Nests

Nests

Last weekend I traveled to the east end of Long Island to give a book talk to the Environmental Alliance of the Hamptons, an engaged, friendly, delightful community of garden and landscape lovers. I had a wonderful time. One long-time member even put me up overnight in his guest house. I discovered after my arrival late Saturday afternoon that he had arranged to take me, after hours, to see LongHouse Reserve, an extraordinary sculpture park and garden created by Jack Lenor Larsen around his home—a well-known destination garden in the New York area but one I’d never visited.

One of Maren Hassinger’s ‘nests’.

 With perfect light—in the gloaming—we walked the grounds.

 I always find myself pulled two ways in a sculpture garden—I think the sculpture usually wins, dominates the landscape and makes the garden merely background. But at LongHouse Reserve, there is some beautiful garden design.

A grouping of nests.

I was particularly drawn to some site-specific sculptures made by Maren Hassinger.

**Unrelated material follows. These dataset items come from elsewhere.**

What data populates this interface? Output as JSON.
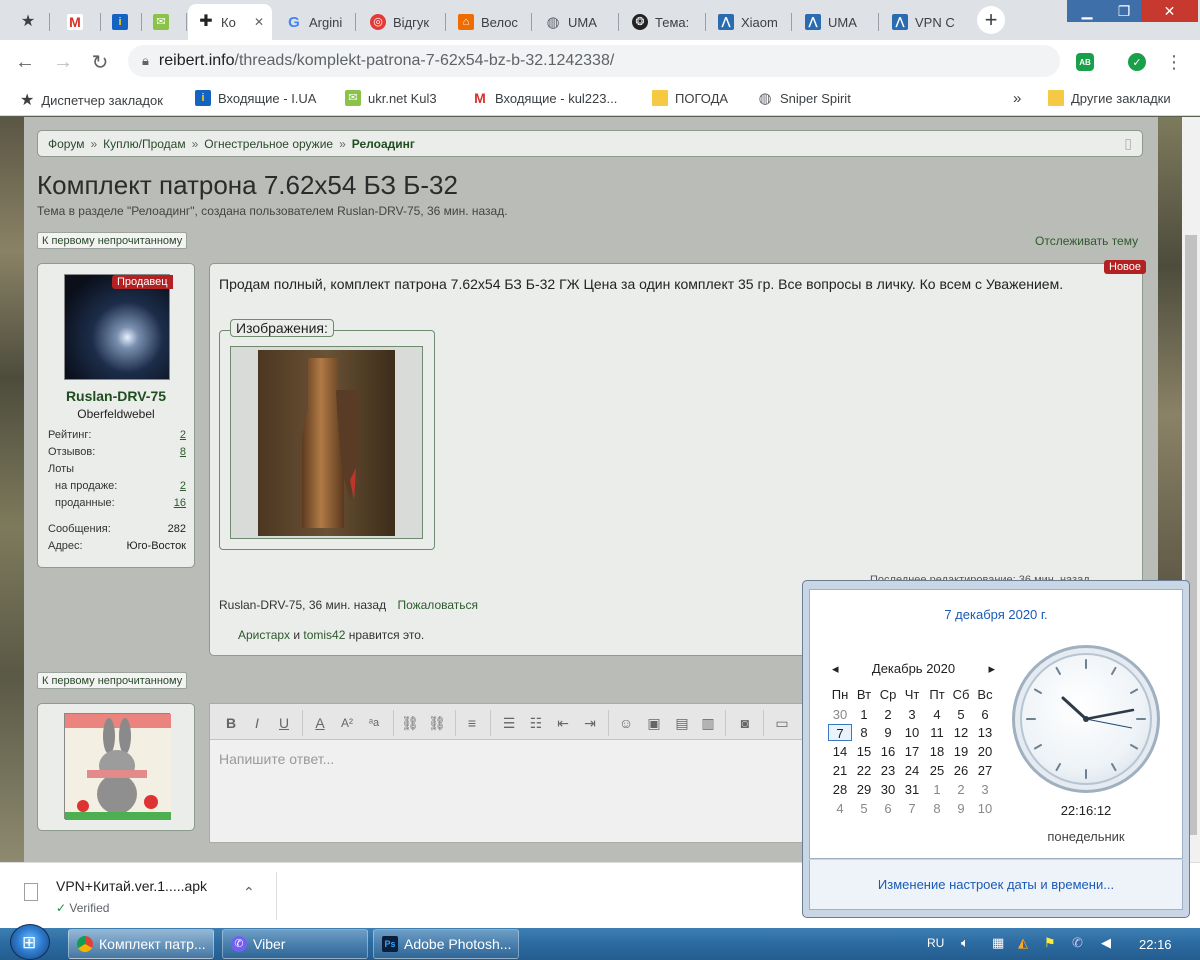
{
  "browser": {
    "tabs": [
      {
        "label": "",
        "icon": "star-icon"
      },
      {
        "label": "",
        "icon": "gmail-icon"
      },
      {
        "label": "",
        "icon": "i-ua-icon"
      },
      {
        "label": "",
        "icon": "ukrnet-icon"
      },
      {
        "label": "Ко",
        "icon": "cross-icon",
        "active": true
      },
      {
        "label": "Argini",
        "icon": "google-icon"
      },
      {
        "label": "Відгук",
        "icon": "target-icon"
      },
      {
        "label": "Велос",
        "icon": "home-icon"
      },
      {
        "label": "UMA",
        "icon": "globe-icon"
      },
      {
        "label": "Тема:",
        "icon": "film-icon"
      },
      {
        "label": "Xiaom",
        "icon": "wave-icon"
      },
      {
        "label": "UMA",
        "icon": "wave-icon"
      },
      {
        "label": "VPN C",
        "icon": "wave-icon"
      }
    ],
    "url": {
      "domain": "reibert.info",
      "path": "/threads/komplekt-patrona-7-62x54-bz-b-32.1242338/"
    },
    "bookmarks": [
      {
        "label": "Диспетчер закладок",
        "icon": "star-icon"
      },
      {
        "label": "Входящие - I.UA",
        "icon": "i-ua-icon"
      },
      {
        "label": "ukr.net  Kul3",
        "icon": "ukrnet-icon"
      },
      {
        "label": "Входящие - kul223...",
        "icon": "gmail-icon"
      },
      {
        "label": "ПОГОДА",
        "icon": "folder-icon"
      },
      {
        "label": "Sniper Spirit",
        "icon": "globe-icon"
      },
      {
        "label": "»",
        "icon": ""
      },
      {
        "label": "Другие закладки",
        "icon": "folder-icon"
      }
    ],
    "extensions": {
      "adblock": "AB"
    }
  },
  "page": {
    "breadcrumb": [
      "Форум",
      "Куплю/Продам",
      "Огнестрельное оружие",
      "Релоадинг"
    ],
    "breadcrumb_sep": "»",
    "title": "Комплект патрона 7.62x54 БЗ Б-32",
    "subtitle": "Тема в разделе \"Релоадинг\", создана пользователем Ruslan-DRV-75, 36 мин. назад.",
    "first_unread": "К первому непрочитанному",
    "follow": "Отслеживать тему",
    "user": {
      "seller_badge": "Продавец",
      "name": "Ruslan-DRV-75",
      "rank": "Oberfeldwebel",
      "stats": [
        {
          "label": "Рейтинг:",
          "value": "2"
        },
        {
          "label": "Отзывов:",
          "value": "8"
        },
        {
          "label": "Лоты",
          "value": ""
        },
        {
          "label": "на продаже:",
          "value": "2"
        },
        {
          "label": "проданные:",
          "value": "16"
        },
        {
          "label": "Сообщения:",
          "value": "282"
        },
        {
          "label": "Адрес:",
          "value": "Юго-Восток"
        }
      ]
    },
    "post": {
      "new_badge": "Новое",
      "text": "Продам полный, комплект патрона 7.62x54 БЗ Б-32 ГЖ Цена за один комплект 35 гр. Все вопросы в личку. Ко всем с Уважением.",
      "images_legend": "Изображения:",
      "author": "Ruslan-DRV-75, 36 мин. назад",
      "report": "Пожаловаться",
      "likes_users": [
        "Аристарх",
        "tomis42"
      ],
      "likes_and": "и",
      "likes_suffix": "нравится это.",
      "last_edit": "Последнее редактирование: 36 мин. назад"
    },
    "reply": {
      "placeholder": "Напишите ответ..."
    }
  },
  "download": {
    "name": "VPN+Китай.ver.1.....apk",
    "status": "Verified"
  },
  "calendar": {
    "full_date": "7 декабря 2020 г.",
    "month": "Декабрь 2020",
    "weekdays": [
      "Пн",
      "Вт",
      "Ср",
      "Чт",
      "Пт",
      "Сб",
      "Вс"
    ],
    "weeks": [
      [
        "30",
        "1",
        "2",
        "3",
        "4",
        "5",
        "6"
      ],
      [
        "7",
        "8",
        "9",
        "10",
        "11",
        "12",
        "13"
      ],
      [
        "14",
        "15",
        "16",
        "17",
        "18",
        "19",
        "20"
      ],
      [
        "21",
        "22",
        "23",
        "24",
        "25",
        "26",
        "27"
      ],
      [
        "28",
        "29",
        "30",
        "31",
        "1",
        "2",
        "3"
      ],
      [
        "4",
        "5",
        "6",
        "7",
        "8",
        "9",
        "10"
      ]
    ],
    "today": "7",
    "time": "22:16:12",
    "weekday": "понедельник",
    "settings_link": "Изменение настроек даты и времени..."
  },
  "taskbar": {
    "buttons": [
      {
        "label": "Комплект патр...",
        "icon": "chrome-icon"
      },
      {
        "label": "Viber",
        "icon": "viber-icon"
      },
      {
        "label": "Adobe Photosh...",
        "icon": "photoshop-icon"
      }
    ],
    "lang": "RU",
    "time": "22:16"
  },
  "colors": {
    "forum_green": "#2d5a2d",
    "badge_red": "#b22222",
    "link_blue": "#1a5bb5"
  }
}
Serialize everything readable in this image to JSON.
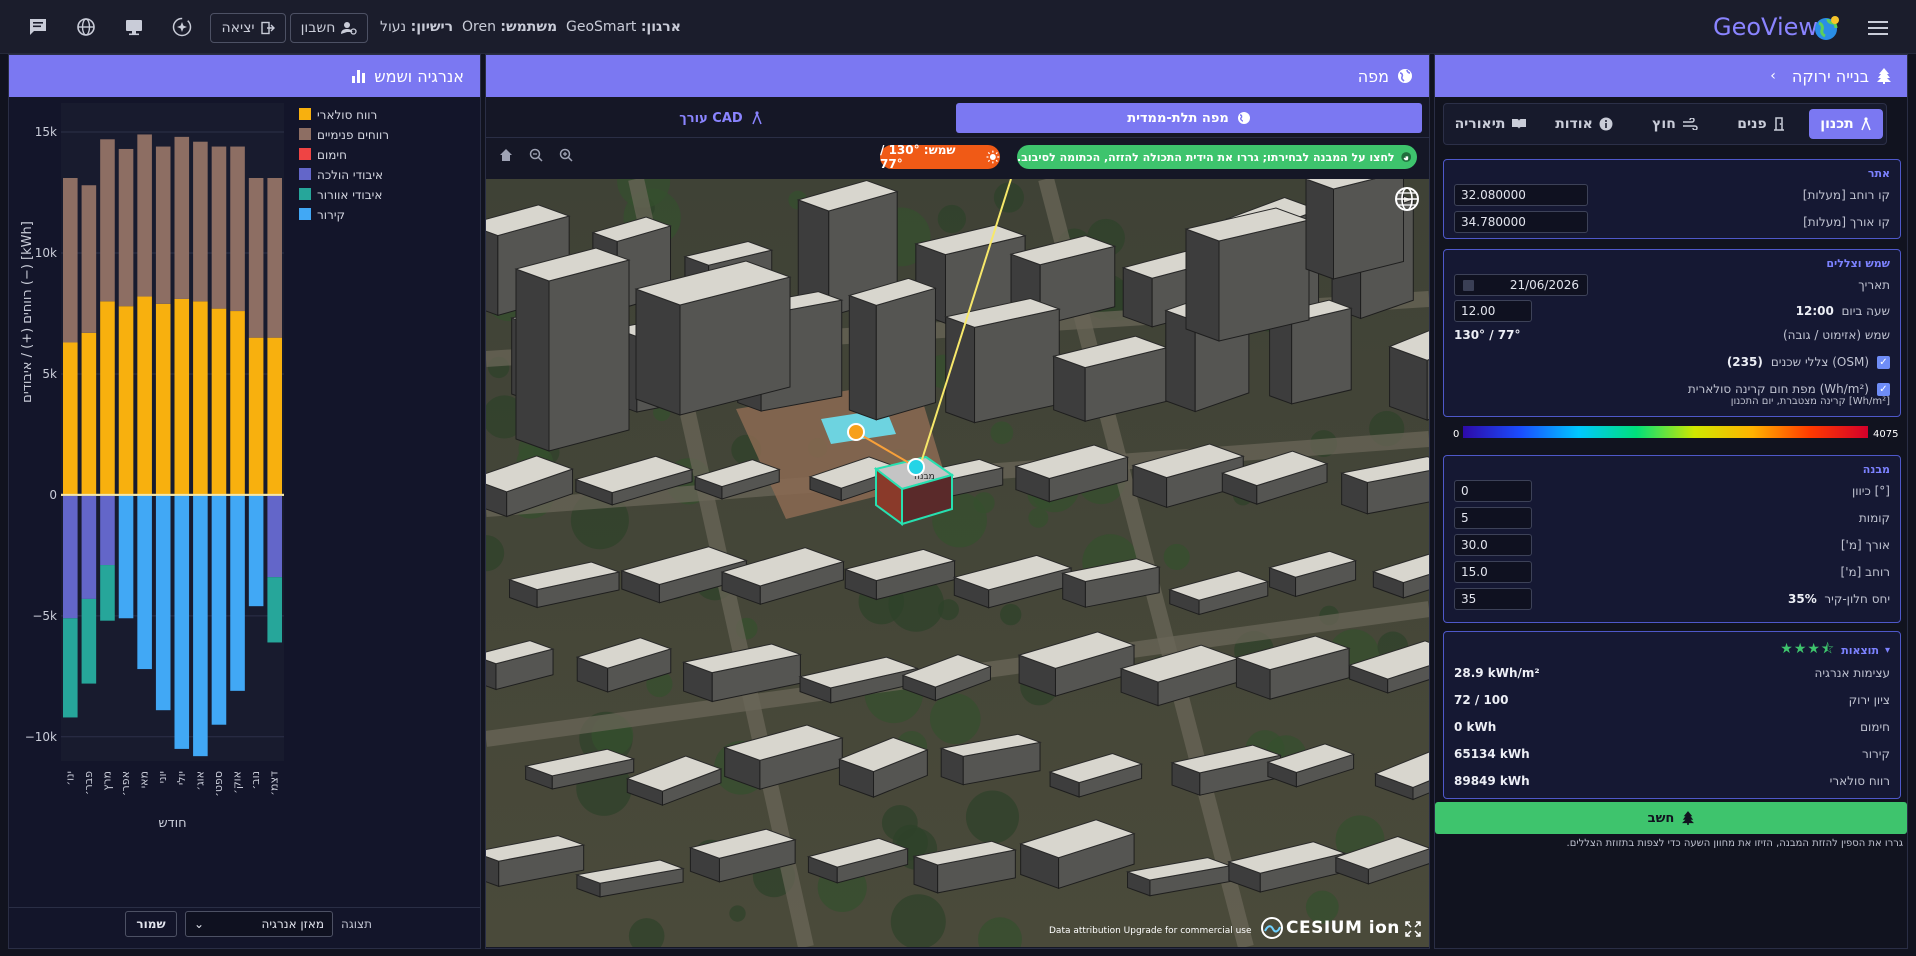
{
  "topbar": {
    "brand": "GeoView",
    "org_label": "ארגון:",
    "org_value": "GeoSmart",
    "user_label": "משתמש:",
    "user_value": "Oren",
    "license_label": "רישיון:",
    "license_value": "נעול",
    "account_button": "חשבון",
    "logout_button": "יציאה"
  },
  "right_panel": {
    "title": "בנייה ירוקה",
    "tabs": [
      "תכנון",
      "פנים",
      "חוץ",
      "אודות",
      "תיאוריה"
    ],
    "site": {
      "title": "אתר",
      "lat_label": "קו רוחב [מעלות]",
      "lat_value": "32.080000",
      "lon_label": "קו אורך [מעלות]",
      "lon_value": "34.780000"
    },
    "sun": {
      "title": "שמש וצללים",
      "date_label": "תאריך",
      "date_value": "21/06/2026",
      "time_label": "שעה ביום",
      "time_display": "12:00",
      "time_value": "12.00",
      "sunpos_label": "שמש (אזימוט / גובה)",
      "sunpos_value": "130° / 77°",
      "shadow_label": "צללי שכנים (OSM)",
      "shadow_count": "(235)",
      "heatmap_label": "מפת חום קרינה סולארית (Wh/m²)",
      "scale_label": "קרינה מצטברת, יום התכנון [Wh/m²]",
      "scale_min": "0",
      "scale_max": "4075"
    },
    "building": {
      "title": "מבנה",
      "orient_label": "כיוון [°]",
      "orient_value": "0",
      "floors_label": "קומות",
      "floors_value": "5",
      "length_label": "אורך [מ']",
      "length_value": "30.0",
      "width_label": "רוחב [מ']",
      "width_value": "15.0",
      "wwr_label": "יחס חלון-קיר",
      "wwr_value": "35",
      "wwr_display": "35%"
    },
    "results": {
      "title": "תוצאות",
      "rating_stars": 3.5,
      "items": [
        {
          "label": "עצימות אנרגיה",
          "value": "28.9 kWh/m²"
        },
        {
          "label": "ציון ירוק",
          "value": "72 / 100"
        },
        {
          "label": "חימום",
          "value": "0 kWh"
        },
        {
          "label": "קירור",
          "value": "65134 kWh"
        },
        {
          "label": "רווח סולארי",
          "value": "89849 kWh"
        }
      ]
    },
    "calc_button": "חשב",
    "hint": "גררו את הספין להזזת המבנה, הזיזו את מחוון השעה כדי לצפות בתזוזת הצללים."
  },
  "map_panel": {
    "title": "מפה",
    "tab_3d": "מפה תלת-ממדית",
    "tab_cad": "עורך CAD",
    "info_banner": "לחצו על המבנה לבחירתו; גררו את הידית התכולה להזזה, הכתומה לסיבוב.",
    "sun_badge": "שמש: 130° / 77°",
    "building_label": "מבנה",
    "attribution": "Data attribution   Upgrade for commercial use",
    "cesium_logo": "CESIUM ion"
  },
  "energy_panel": {
    "title": "אנרגיה ושמש",
    "display_label": "תצוגה",
    "display_value": "מאזן אנרגיה",
    "save_button": "שמור"
  },
  "chart_data": {
    "type": "bar",
    "stacked": true,
    "categories": [
      "ינו׳",
      "פבר׳",
      "מרץ",
      "אפר׳",
      "מאי",
      "יוני",
      "יולי",
      "אוג׳",
      "ספט׳",
      "אוק׳",
      "נוב׳",
      "דצמ׳"
    ],
    "xlabel": "חודש",
    "ylabel": "רווחים (+) / איבודים (−) [kWh]",
    "ylim": [
      -11000,
      16200
    ],
    "yticks": [
      -10000,
      -5000,
      0,
      5000,
      10000,
      15000
    ],
    "ytick_labels": [
      "−10k",
      "−5k",
      "0",
      "5k",
      "10k",
      "15k"
    ],
    "grid": true,
    "legend_position": "top-right",
    "series": [
      {
        "name": "רווח סולארי",
        "color": "#f8b00e",
        "values": [
          6300,
          6700,
          8000,
          7800,
          8200,
          7900,
          8100,
          8000,
          7700,
          6500,
          null,
          null
        ],
        "values_full": [
          6300,
          6700,
          8000,
          7800,
          8200,
          7900,
          8100,
          8000,
          7700,
          6500,
          0,
          0
        ]
      },
      {
        "name": "רווחים פנימיים",
        "color": "#8d6e63",
        "values_full": [
          6800,
          6100,
          6700,
          6500,
          6700,
          6500,
          6700,
          6600,
          6700,
          6600,
          0,
          0
        ]
      },
      {
        "name": "חימום",
        "color": "#ef4444",
        "values_full": [
          0,
          0,
          0,
          0,
          0,
          0,
          0,
          0,
          0,
          0,
          0,
          0
        ]
      },
      {
        "name": "איבודי הולכה",
        "color": "#6366c9",
        "values_full": [
          -5100,
          -4300,
          -2900,
          0,
          0,
          0,
          0,
          0,
          0,
          0,
          0,
          0
        ]
      },
      {
        "name": "איבודי אוורור",
        "color": "#26a69a",
        "values_full": [
          -4100,
          -3500,
          -2300,
          0,
          0,
          0,
          0,
          0,
          0,
          0,
          0,
          0
        ]
      },
      {
        "name": "קירור",
        "color": "#41a8f5",
        "values_full": [
          0,
          0,
          0,
          -5100,
          -7200,
          -8900,
          -10500,
          -10800,
          -9500,
          -8100,
          0,
          0
        ]
      }
    ],
    "bars_visible": 12,
    "bar_values": [
      {
        "pos": [
          6300,
          6800
        ],
        "neg": [
          0,
          -5100,
          -4100,
          0
        ]
      },
      {
        "pos": [
          6700,
          6100
        ],
        "neg": [
          0,
          -4300,
          -3500,
          0
        ]
      },
      {
        "pos": [
          8000,
          6700
        ],
        "neg": [
          0,
          -2900,
          -2300,
          0
        ]
      },
      {
        "pos": [
          7800,
          6500
        ],
        "neg": [
          0,
          0,
          0,
          -5100
        ]
      },
      {
        "pos": [
          8200,
          6700
        ],
        "neg": [
          0,
          0,
          0,
          -7200
        ]
      },
      {
        "pos": [
          7900,
          6500
        ],
        "neg": [
          0,
          0,
          0,
          -8900
        ]
      },
      {
        "pos": [
          8100,
          6700
        ],
        "neg": [
          0,
          0,
          0,
          -10500
        ]
      },
      {
        "pos": [
          8000,
          6600
        ],
        "neg": [
          0,
          0,
          0,
          -10800
        ]
      },
      {
        "pos": [
          7700,
          6700
        ],
        "neg": [
          0,
          0,
          0,
          -9500
        ]
      },
      {
        "pos": [
          7600,
          6800
        ],
        "neg": [
          0,
          0,
          0,
          -8100
        ]
      },
      {
        "pos": [
          6500,
          6600
        ],
        "neg": [
          0,
          0,
          0,
          -4600
        ]
      },
      {
        "pos": [
          6500,
          6600
        ],
        "neg": [
          0,
          -3400,
          -2700,
          0
        ]
      }
    ]
  },
  "colors": {
    "accent": "#7b78f2",
    "success": "#3ec46d",
    "warning": "#f05a16",
    "bg": "#11131f"
  }
}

These are “nest-like” forms woven of branches from the garden, always placed in the background, but more powerful for that. They were very different from any other sculpture in the garden, highly naturalistic; they felt almost part of the planting, though exaggerated in size. They reminded me of the immense nests of bald eagles I’ve seen high in trees at the edge of the Delaware River.

 

They create a strong feeling of mystery, particularly in the fading light of early evening.